By Bart Schaneman
It’s taken a while for the needle to move on cannabis legalization. Individual U.S. states and the Canadian government were among the first to push it forward, creating tens of thousands of jobs along the way.
Now the rest of the world is catching up, according to Alison McMahon, CEO of Cannabis at Work, a marijuana industry employment agency based in Edmonton, Alberta. McMahon spoke with Marijuana Business Magazine about the new jobs that will be created as cannabis goes global, providing insights on eight positions ripe for opportunity in an international market. They range from consultants to recruiters.
Consultants are everywhere in the cannabis industry, and they can help companies secure a business license, be it for production, processing or retail. Consultants with international regulatory experience, in particular, will be in demand.
There’s also a potential need for business and management consultants, often hired to create business plans and related schemes from scratch. In addition, consultants with a basic understanding of how different cultures can influence business and markets will have a leg up. “That’s essentially what the cannabis sector is.
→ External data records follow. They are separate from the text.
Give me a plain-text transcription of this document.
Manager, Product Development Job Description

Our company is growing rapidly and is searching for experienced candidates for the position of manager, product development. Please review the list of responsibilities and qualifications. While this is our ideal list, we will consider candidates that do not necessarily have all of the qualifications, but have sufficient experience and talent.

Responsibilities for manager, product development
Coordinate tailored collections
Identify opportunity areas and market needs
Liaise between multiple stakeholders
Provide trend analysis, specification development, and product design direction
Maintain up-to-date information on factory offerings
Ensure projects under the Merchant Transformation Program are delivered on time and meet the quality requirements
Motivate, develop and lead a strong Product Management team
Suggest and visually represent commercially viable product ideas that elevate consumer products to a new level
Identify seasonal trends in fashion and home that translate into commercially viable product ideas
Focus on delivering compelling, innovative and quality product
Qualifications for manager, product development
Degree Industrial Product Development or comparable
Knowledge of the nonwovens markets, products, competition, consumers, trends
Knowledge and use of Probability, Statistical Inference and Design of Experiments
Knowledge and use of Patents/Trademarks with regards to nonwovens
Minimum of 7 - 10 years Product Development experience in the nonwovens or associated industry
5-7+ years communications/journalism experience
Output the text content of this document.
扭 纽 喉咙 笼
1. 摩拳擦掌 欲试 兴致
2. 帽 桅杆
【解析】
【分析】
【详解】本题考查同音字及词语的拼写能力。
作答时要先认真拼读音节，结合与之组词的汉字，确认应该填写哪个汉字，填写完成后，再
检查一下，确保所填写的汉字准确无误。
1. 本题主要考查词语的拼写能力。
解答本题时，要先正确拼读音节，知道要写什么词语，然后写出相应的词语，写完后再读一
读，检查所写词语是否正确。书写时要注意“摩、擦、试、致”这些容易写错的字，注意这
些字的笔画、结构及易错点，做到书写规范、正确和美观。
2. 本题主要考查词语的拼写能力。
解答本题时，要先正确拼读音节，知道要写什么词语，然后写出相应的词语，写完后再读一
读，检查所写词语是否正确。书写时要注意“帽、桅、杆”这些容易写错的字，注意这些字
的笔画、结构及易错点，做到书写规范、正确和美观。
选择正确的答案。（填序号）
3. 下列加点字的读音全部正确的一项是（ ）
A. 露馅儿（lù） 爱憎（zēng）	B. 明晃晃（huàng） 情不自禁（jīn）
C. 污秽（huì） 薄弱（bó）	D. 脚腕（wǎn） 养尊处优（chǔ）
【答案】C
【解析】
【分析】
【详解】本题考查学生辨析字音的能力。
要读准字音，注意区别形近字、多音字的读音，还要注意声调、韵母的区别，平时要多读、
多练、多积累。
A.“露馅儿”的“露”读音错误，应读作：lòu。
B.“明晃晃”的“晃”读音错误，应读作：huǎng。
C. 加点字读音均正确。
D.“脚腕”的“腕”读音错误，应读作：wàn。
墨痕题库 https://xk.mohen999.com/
We’re all just creating this as we go,” McMahon said.
“Marketing and sales jobs are becoming more prevalent as the international market matures,” McMahon noted. A marketer who understands the different international regulations and restrictions will be poised for success. In addition, a marketer who understands consumer behavior and preferences in different countries will be effective. Knowledge of local demographics will be key, too. For example: Does the country have an aging population? What does that age group want?
Attorneys have several roles to play in international markets, McMahon said. They’re needed from the business and corporate sides of legal conversations, for example, as well as when companies raise money and go public. And that’s just for starters.
You can’t do business in a country if you don’t speak the language. That means you’ll need someone on board who can help communicate with business partners and regulators in foreign-speaking countries. To cut costs, for example, many companies are interested in countries with climates where cannabis can be grown outdoors year-round, such as those in Latin America. If you’re coming from the English-speaking world, you’ll want help communicating with local businesspeople and decision-makers.
Data companies can provide numerous spreadsheets containing valuable information to help cannabis companies understand consumer and retail sales patterns. The information also can be used to develop branding, marketing and messaging. McMahon has seen data companies analyze consumer buying patterns and use that information to inform key business decisions. Data crunchers from established cannabis markets will be well positioned to expand into emerging markets and provide business intelligence to companies angling to operate in those countries.
As regulations take effect in emerging markets, more and more government jobs will be available at local, state and federal levels. By necessity, these governments will have to add experienced staff to implement and manage the laws and regulations.
Regulators in emerging markets will probably require specific levels of security to prevent the diversion of cannabis into the black market – both on the production and retail sides. License applicants also will probably have to show regulators they would employ adequate security measures. Those aspiring business owners will need the help of security specialists to meet those requirements.
Security specialists also help companies remain compliant – this could include physical security measures as well as surveillance through cameras and other means. Security companies that operate in mainstream industries may be among those seeking to capitalize on the growth in overseas cannabis markets – in addition to established MJ security providers.
Recruitment and Staffing
McMahon said she expects to see the global migration of talent, allowing recruitment and staffing professionals to move from emerging cannabis markets to new markets. As more countries develop their cannabis industries, McMahon said, that will pose “a gigantic growth curve in a short period of time. … That makes it difficult for companies to grow quickly and also staff up alongside of it.”